GAZA CITY, Gaza Strip - Palestinian surveyors fanned out across Gaza and the West Bank on Thursday, counting homes and people in the first census in a decade, a rare joint endeavour of bitter rivals Hamas and Fatah.
Demographics play a central role in the Israeli-Palestinian conflict. The high Palestinian birth rate -- almost double Israel's -- forces Israel to consider the possibility that Jews could be one day a minority in historic Palestine despite Jewish immigration.
Rapid Palestinian population growth was a key factor in Israel's decision to pull out of the densely populated Gaza Strip in 2005.
The first Palestinian census in 1997 counted 2.89 million Palestinians in the West Bank, Gaza and east Jerusalem, the territories Israel captured in the 1967 Mideast War. According to estimates by the Palestinian Central Bureau of Statistics, the figure now stands at 3.9 million.
Both the Hamas government in Gaza and the Western-backed Cabinet of moderates in the West Bank have said they would support the census, conducted with international funding by the Palestinian Central Bureau of Statistics.
Hamas took control of Gaza by force in June, prompting moderate Palestinian President Mahmoud Abbas to install his own Cabinet in the West Bank. The two bitter rivals have frequently tried to undermine each other, each claiming to be the legitimate government. But the census overcomes the enmity.
"We won't stand against it," Taher Nunu, a Hamas government spokesman, said of the census. "It helps in planning and in making decisions and will be of benefit to everyone."
Census officials said they used both local Hamas-controlled radio stations in Gaza as well as radio and TV in the West Bank to promote the project.
Officials in the West Bank said the new statistics will be useful in negotiations with Israel.
Some 2,000 census-takers in Gaza and 3,000 in the West Bank will go home to home, said Khaldan Radwan, who runs the census in Gaza.
No party politics are allowed, he said. "We have Hamas and Fatah in the project leadership," he said. "This is a national project. A project of sovereignty."

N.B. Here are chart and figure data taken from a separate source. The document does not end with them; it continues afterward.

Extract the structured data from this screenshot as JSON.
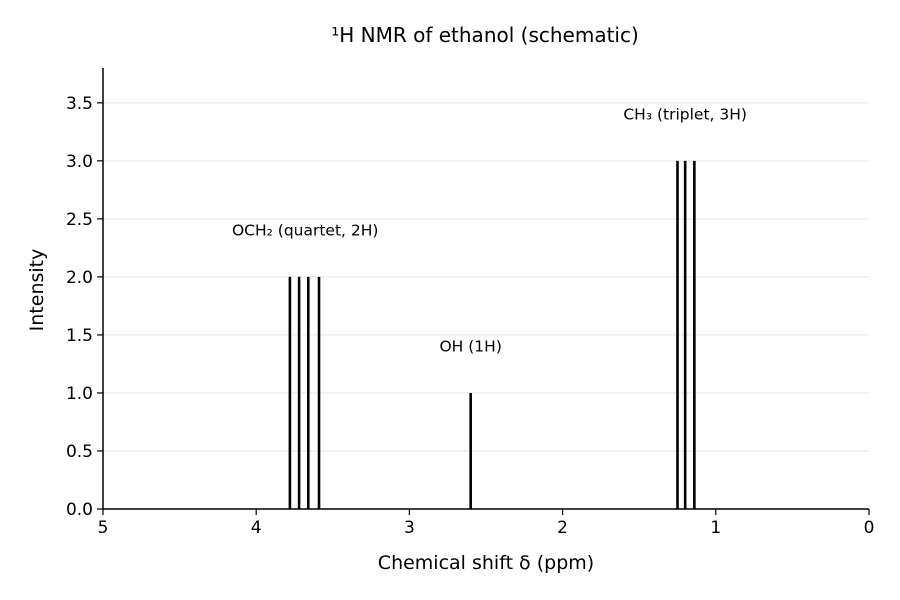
{
  "chart_data": {
    "type": "stem",
    "title": "¹H NMR of ethanol (schematic)",
    "xlabel": "Chemical shift δ (ppm)",
    "ylabel": "Intensity",
    "xlim": [
      5,
      0
    ],
    "ylim": [
      0,
      3.8
    ],
    "x_reversed": true,
    "xticks": [
      5,
      4,
      3,
      2,
      1,
      0
    ],
    "yticks": [
      0.0,
      0.5,
      1.0,
      1.5,
      2.0,
      2.5,
      3.0,
      3.5
    ],
    "grid": "horizontal",
    "peaks": [
      {
        "x": 3.78,
        "y": 2.0
      },
      {
        "x": 3.72,
        "y": 2.0
      },
      {
        "x": 3.66,
        "y": 2.0
      },
      {
        "x": 3.59,
        "y": 2.0
      },
      {
        "x": 2.6,
        "y": 1.0
      },
      {
        "x": 1.25,
        "y": 3.0
      },
      {
        "x": 1.2,
        "y": 3.0
      },
      {
        "x": 1.14,
        "y": 3.0
      }
    ],
    "annotations": [
      {
        "text": "OCH₂ (quartet, 2H)",
        "x": 3.68,
        "y": 2.4
      },
      {
        "text": "OH (1H)",
        "x": 2.6,
        "y": 1.4
      },
      {
        "text": "CH₃ (triplet, 3H)",
        "x": 1.2,
        "y": 3.4
      }
    ]
  }
}
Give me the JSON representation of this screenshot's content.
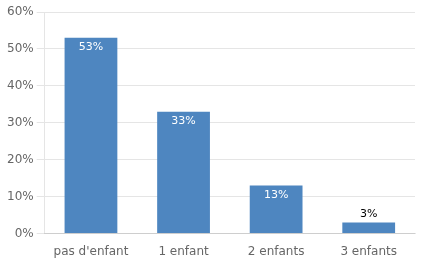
{
  "chart_data": {
    "type": "bar",
    "categories": [
      "pas d'enfant",
      "1 enfant",
      "2 enfants",
      "3 enfants"
    ],
    "values": [
      53,
      33,
      13,
      3
    ],
    "value_labels": [
      "53%",
      "33%",
      "13%",
      "3%"
    ],
    "data_labels": true,
    "color": "#4e86c0",
    "ylim": [
      0,
      60
    ],
    "yticks": [
      {
        "value": 0,
        "label": "0%"
      },
      {
        "value": 10,
        "label": "10%"
      },
      {
        "value": 20,
        "label": "20%"
      },
      {
        "value": 30,
        "label": "30%"
      },
      {
        "value": 40,
        "label": "40%"
      },
      {
        "value": 50,
        "label": "50%"
      },
      {
        "value": 60,
        "label": "60%"
      }
    ],
    "grid": true
  }
}
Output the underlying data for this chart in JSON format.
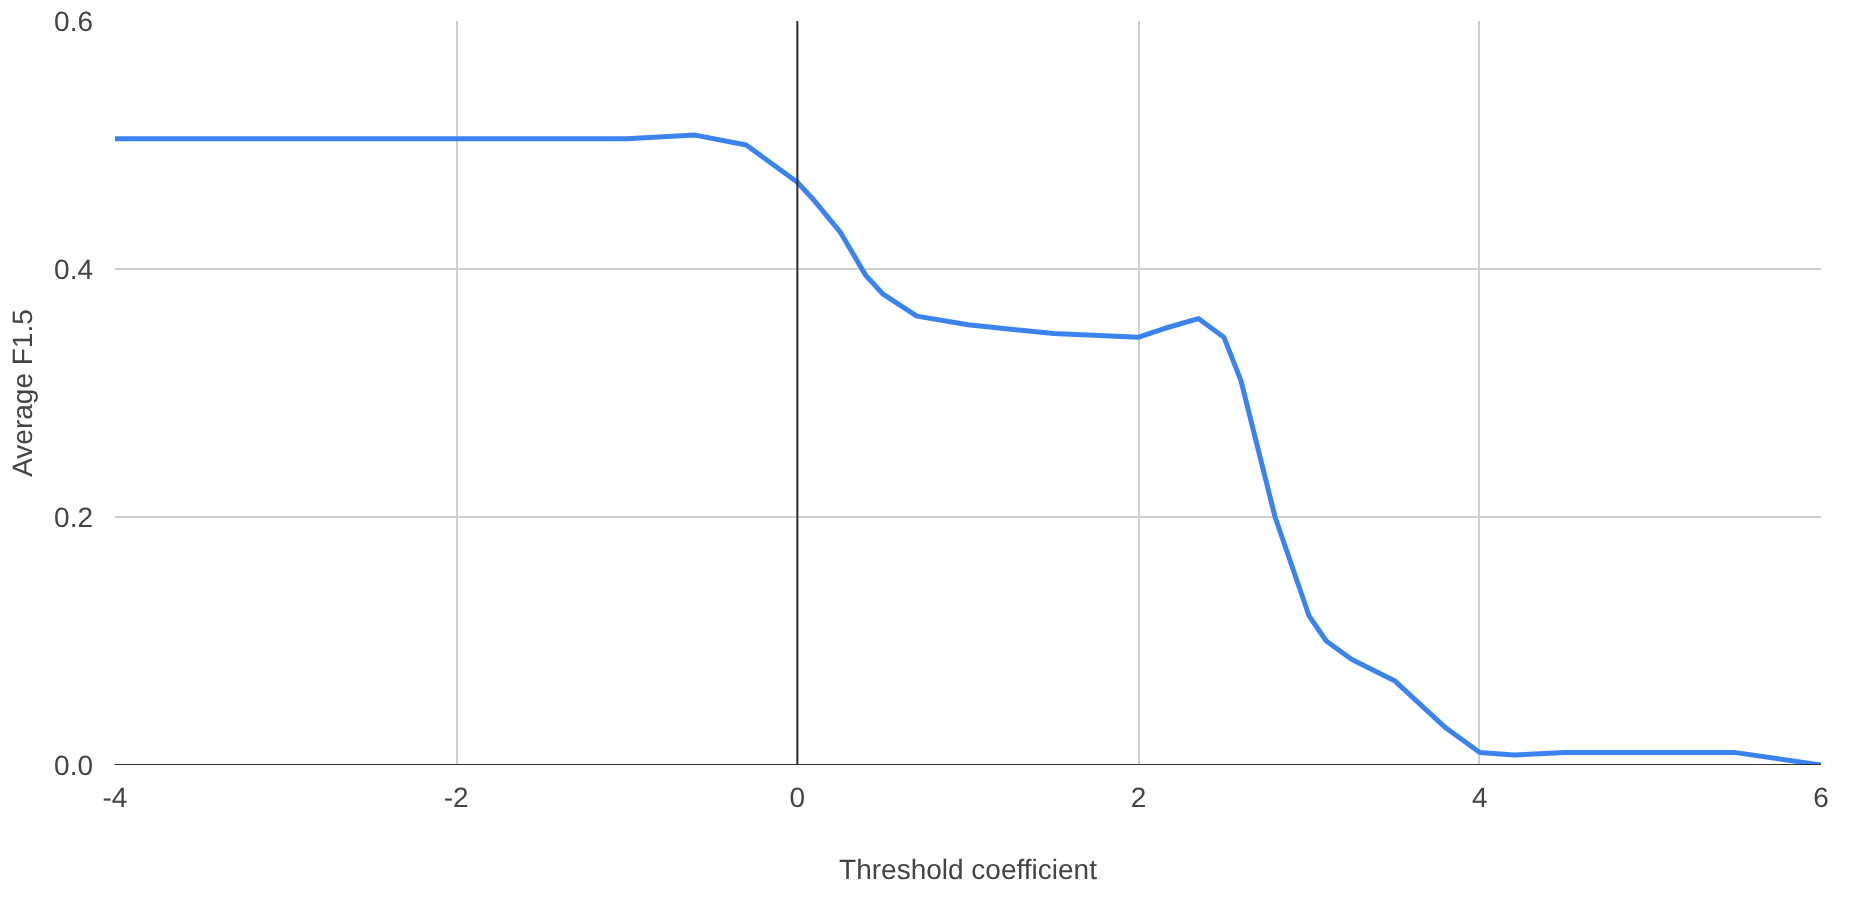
{
  "chart_data": {
    "type": "line",
    "xlabel": "Threshold coefficient",
    "ylabel": "Average F1.5",
    "x": [
      -4,
      -3,
      -2,
      -1,
      -0.6,
      -0.3,
      0,
      0.1,
      0.25,
      0.4,
      0.5,
      0.7,
      1,
      1.5,
      2,
      2.15,
      2.35,
      2.5,
      2.6,
      2.8,
      3,
      3.1,
      3.25,
      3.5,
      3.8,
      4,
      4.2,
      4.5,
      5,
      5.5,
      6
    ],
    "series": [
      {
        "color": "#3b84f0",
        "values": [
          0.505,
          0.505,
          0.505,
          0.505,
          0.508,
          0.5,
          0.47,
          0.455,
          0.43,
          0.395,
          0.38,
          0.362,
          0.355,
          0.348,
          0.345,
          0.352,
          0.36,
          0.345,
          0.31,
          0.2,
          0.12,
          0.1,
          0.085,
          0.068,
          0.03,
          0.01,
          0.008,
          0.01,
          0.01,
          0.01,
          0
        ]
      }
    ],
    "xlim": [
      -4,
      6
    ],
    "xticks": [
      -4,
      -2,
      0,
      2,
      4,
      6
    ],
    "ylim": [
      0,
      0.6
    ],
    "yticks": [
      {
        "value": 0,
        "label": "0.0"
      },
      {
        "value": 0.2,
        "label": "0.2"
      },
      {
        "value": 0.4,
        "label": "0.4"
      },
      {
        "value": 0.6,
        "label": "0.6"
      }
    ],
    "ref_lines": [
      {
        "axis": "x",
        "value": 0,
        "color": "#333333"
      }
    ],
    "grid": true,
    "marker": "none",
    "line_style": "solid"
  }
}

But in violence-stricken Gaza, a home visit by any official is usually a cause for concern. Seif Yaghi, a census researcher in the crowded Shati refugee camp, said he used jokes and clan politics to gain entry.
"People are stressed, tired, suspicious and tense," said Yaghi after his first home visit of the day. "I explain to them that census is a national necessity."
Lutfi Abdel Fattah, an unemployed tailor who lives in a small apartment with nine children, his wife and mother, said he wants the team to visit him.
"I would love anyone to come visit me and see how I live in this tiny place," he said. "Maybe something good would come out of it."